Now I use the word sleep in the broadest way possible. Sleeping on this train is in fact next to impossible. Pine trees whip by as we shake and rattle our way through mountain tracks and deep valleys. It is the equivalent of sleeping on one of those hideous roller coasters that Jess enjoys so much. Also there is a constant banging from the mirror that isn’t quite attached in our room. Jess is suspended on the third bunk high in the air, held by what looks like a repurposed car seat belt, I force my eyes closed on the bottom bunk, one hand on the ground to steady myself after rolling out of bed for the fifth time in the last hour. I have considered holding my breath in the hopes of slipping into unconsciousness but rolling over too fast and bashing my head on the overhead lamp has seen to that already. This is the beginning of our journey.

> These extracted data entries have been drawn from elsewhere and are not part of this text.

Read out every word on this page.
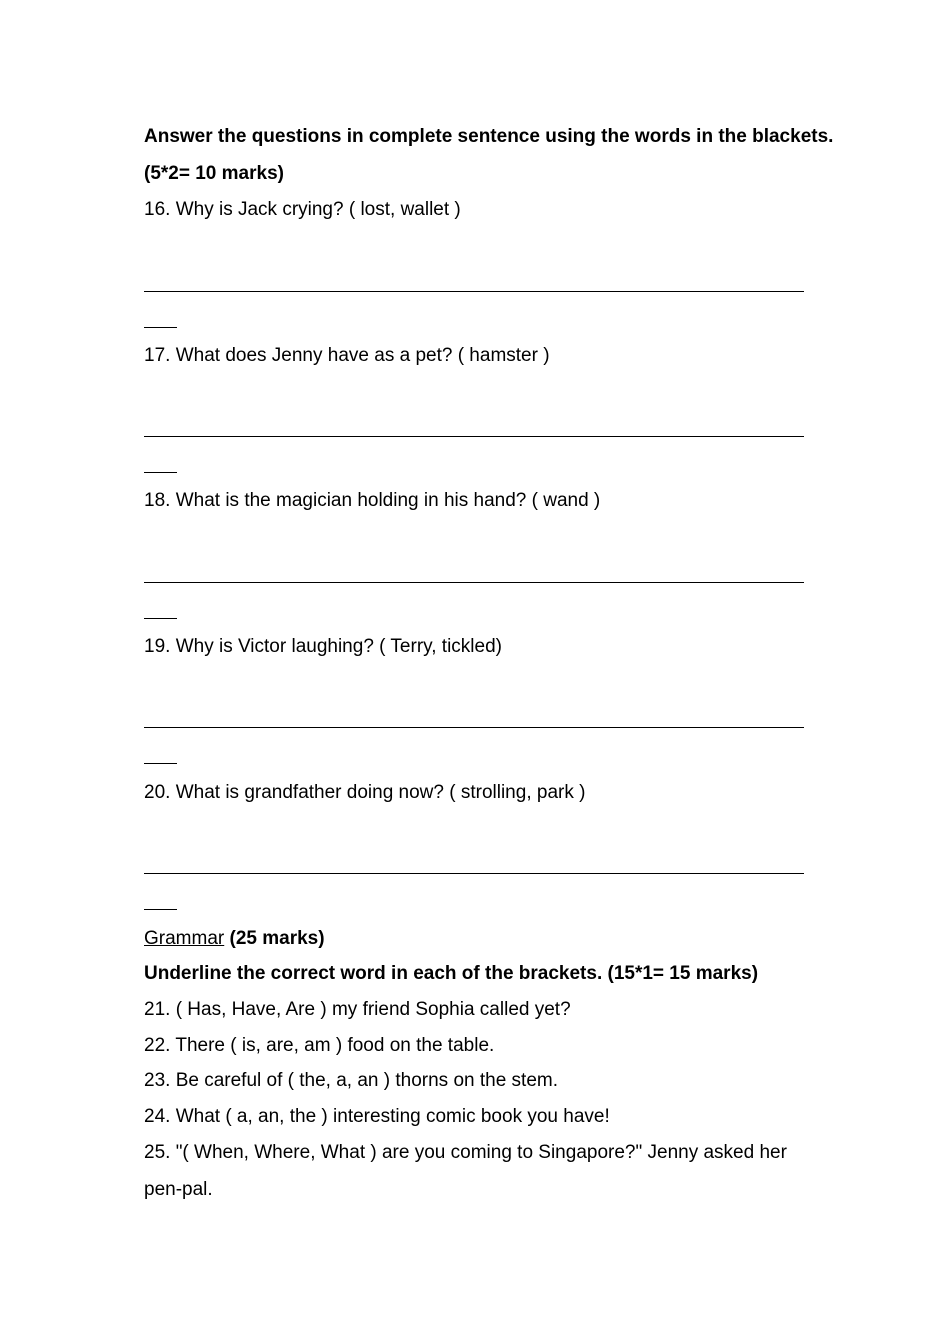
Answer the questions in complete sentence using the words in the blackets.
(5*2= 10 marks)
16. Why is Jack crying? ( lost, wallet )
17. What does Jenny have as a pet? ( hamster )
18. What is the magician holding in his hand? ( wand )
19. Why is Victor laughing? ( Terry, tickled)
20. What is grandfather doing now? ( strolling, park )
Grammar (25 marks)
Underline the correct word in each of the brackets. (15*1= 15 marks)
21. ( Has, Have, Are ) my friend Sophia called yet?
22. There ( is, are, am ) food on the table.
23. Be careful of ( the, a, an ) thorns on the stem.
24. What ( a, an, the ) interesting comic book you have!
25. "( When, Where, What ) are you coming to Singapore?" Jenny asked her
pen-pal.
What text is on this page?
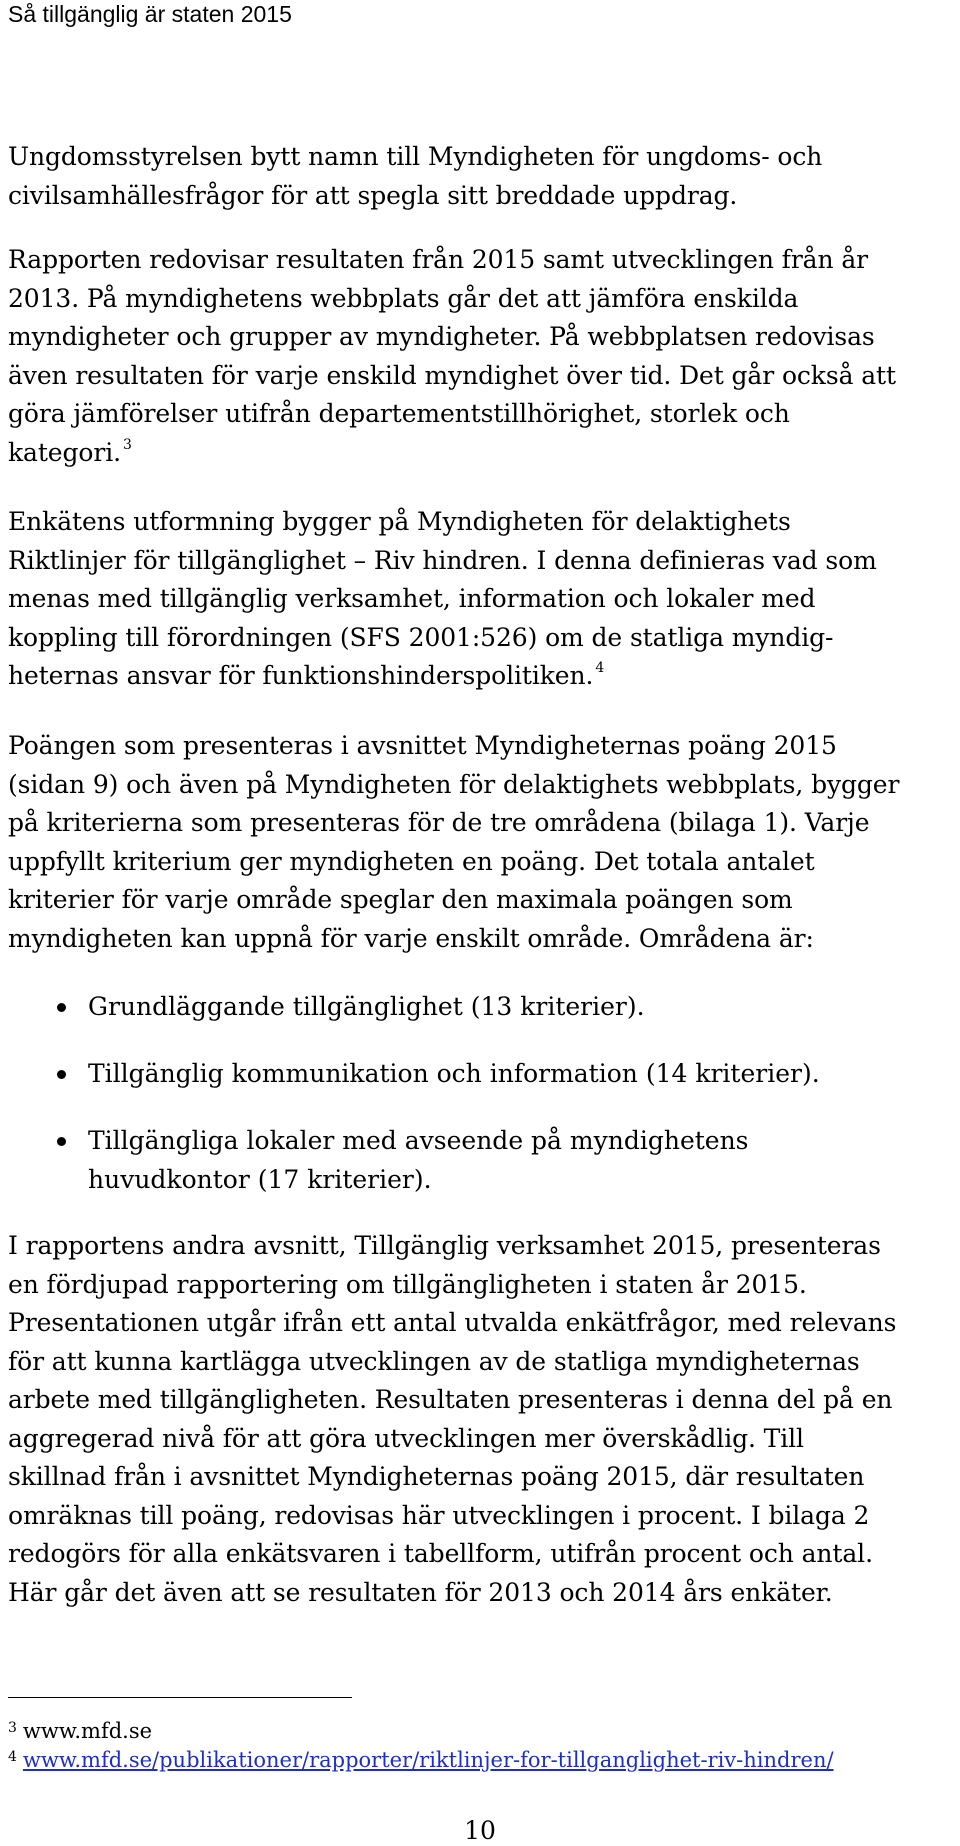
Så tillgänglig är staten 2015

Ungdomsstyrelsen bytt namn till Myndigheten för ungdoms- och
civilsamhällesfrågor för att spegla sitt breddade uppdrag.

Rapporten redovisar resultaten från 2015 samt utvecklingen från år
2013. På myndighetens webbplats går det att jämföra enskilda
myndigheter och grupper av myndigheter. På webbplatsen redovisas
även resultaten för varje enskild myndighet över tid. Det går också att
göra jämförelser utifrån departementstillhörighet, storlek och
kategori. $^3$

Enkätens utformning bygger på Myndigheten för delaktighets
Riktlinjer för tillgänglighet – Riv hindren. I denna definieras vad som
menas med tillgänglig verksamhet, information och lokaler med
koppling till förordningen (SFS 2001:526) om de statliga myndig-
heternas ansvar för funktionshinderspolitiken. $^4$

Poängen som presenteras i avsnittet Myndigheternas poäng 2015
(sidan 9) och även på Myndigheten för delaktighets webbplats, bygger
på kriterierna som presenteras för de tre områdena (bilaga 1). Varje
uppfyllt kriterium ger myndigheten en poäng. Det totala antalet
kriterier för varje område speglar den maximala poängen som
myndigheten kan uppnå för varje enskilt område. Områdena är:

Grundläggande tillgänglighet (13 kriterier).
Tillgänglig kommunikation och information (14 kriterier).
Tillgängliga lokaler med avseende på myndighetens
huvudkontor (17 kriterier).

I rapportens andra avsnitt, Tillgänglig verksamhet 2015, presenteras
en fördjupad rapportering om tillgängligheten i staten år 2015.
Presentationen utgår ifrån ett antal utvalda enkätfrågor, med relevans
för att kunna kartlägga utvecklingen av de statliga myndigheternas
arbete med tillgängligheten. Resultaten presenteras i denna del på en
aggregerad nivå för att göra utvecklingen mer överskådlig. Till
skillnad från i avsnittet Myndigheternas poäng 2015, där resultaten
omräknas till poäng, redovisas här utvecklingen i procent. I bilaga 2
redogörs för alla enkätsvaren i tabellform, utifrån procent och antal.
Här går det även att se resultaten för 2013 och 2014 års enkäter.

$^3$ www.mfd.se
$^4$ www.mfd.se/publikationer/rapporter/riktlinjer-for-tillganglighet-riv-hindren/
10
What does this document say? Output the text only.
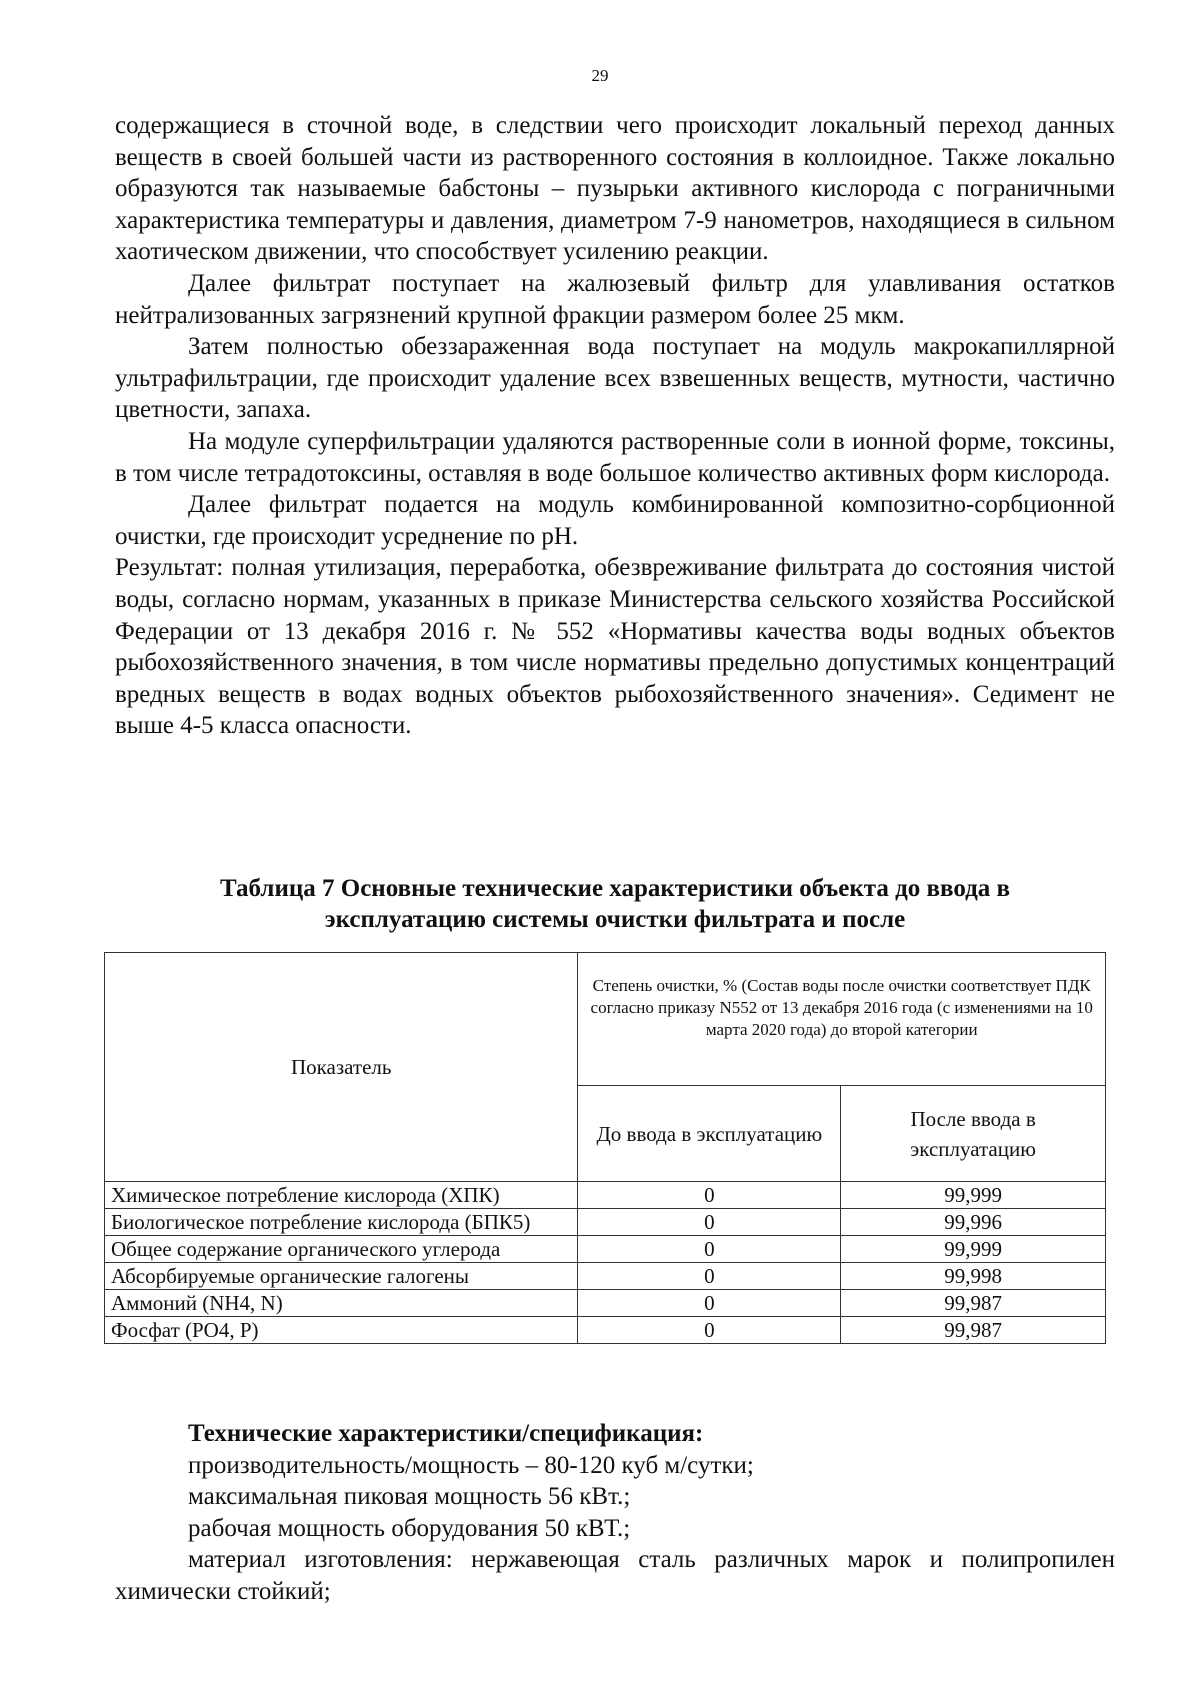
29

содержащиеся в сточной воде, в следствии чего происходит локальный переход данных веществ в своей большей части из растворенного состояния в коллоидное. Также локально образуются так называемые бабстоны – пузырьки активного кислорода с пограничными характеристика температуры и давления, диаметром 7-9 нанометров, находящиеся в сильном хаотическом движении, что способствует усилению реакции.

Далее фильтрат поступает на жалюзевый фильтр для улавливания остатков нейтрализованных загрязнений крупной фракции размером более 25 мкм.

Затем полностью обеззараженная вода поступает на модуль макрокапиллярной ультрафильтрации, где происходит удаление всех взвешенных веществ, мутности, частично цветности, запаха.

На модуле суперфильтрации удаляются растворенные соли в ионной форме, токсины, в том числе тетрадотоксины, оставляя в воде большое количество активных форм кислорода.

Далее фильтрат подается на модуль комбинированной композитно-сорбционной очистки, где происходит усреднение по pH.

Результат: полная утилизация, переработка, обезвреживание фильтрата до состояния чистой воды, согласно нормам, указанных в приказе Министерства сельского хозяйства Российской Федерации от 13 декабря 2016 г. № 552 «Нормативы качества воды водных объектов рыбохозяйственного значения, в том числе нормативы предельно допустимых концентраций вредных веществ в водах водных объектов рыбохозяйственного значения». Седимент не выше 4-5 класса опасности.

Таблица 7 Основные технические характеристики объекта до ввода в
эксплуатацию системы очистки фильтрата и после
Показатель	Степень очистки, % (Состав воды после очистки соответствует ПДК согласно приказу N552 от 13 декабря 2016 года (с изменениями на 10 марта 2020 года) до второй категории	
	До ввода в эксплуатацию	После ввода в эксплуатацию
Химическое потребление кислорода (ХПК)	0	99,999
Биологическое потребление кислорода (БПК5)	0	99,996
Общее содержание органического углерода	0	99,999
Абсорбируемые органические галогены	0	99,998
Аммоний (NH4, N)	0	99,987
Фосфат (PO4, P)	0	99,987

Технические характеристики/спецификация:

производительность/мощность – 80-120 куб м/сутки;

максимальная пиковая мощность 56 кВт.;

рабочая мощность оборудования 50 кВТ.;

материал изготовления: нержавеющая сталь различных марок и полипропилен химически стойкий;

The hellacious night is over and we arrive like the walking dead in Äre. A little ski village nine hours from Stockholm. Now just to wait for our cab, it’s nine in the morning, he’ll be here at 4 30. We are in a rather mountainous location with our bags weighing a combined weight of around sixty kilos. Wonderful. Find me somewhere to sleep. Ah a nearby bus bench brings some relief until people start throwing us money because we look completely homeless. Maybe it’s the smell? The day drags out before finally our taxi arrives.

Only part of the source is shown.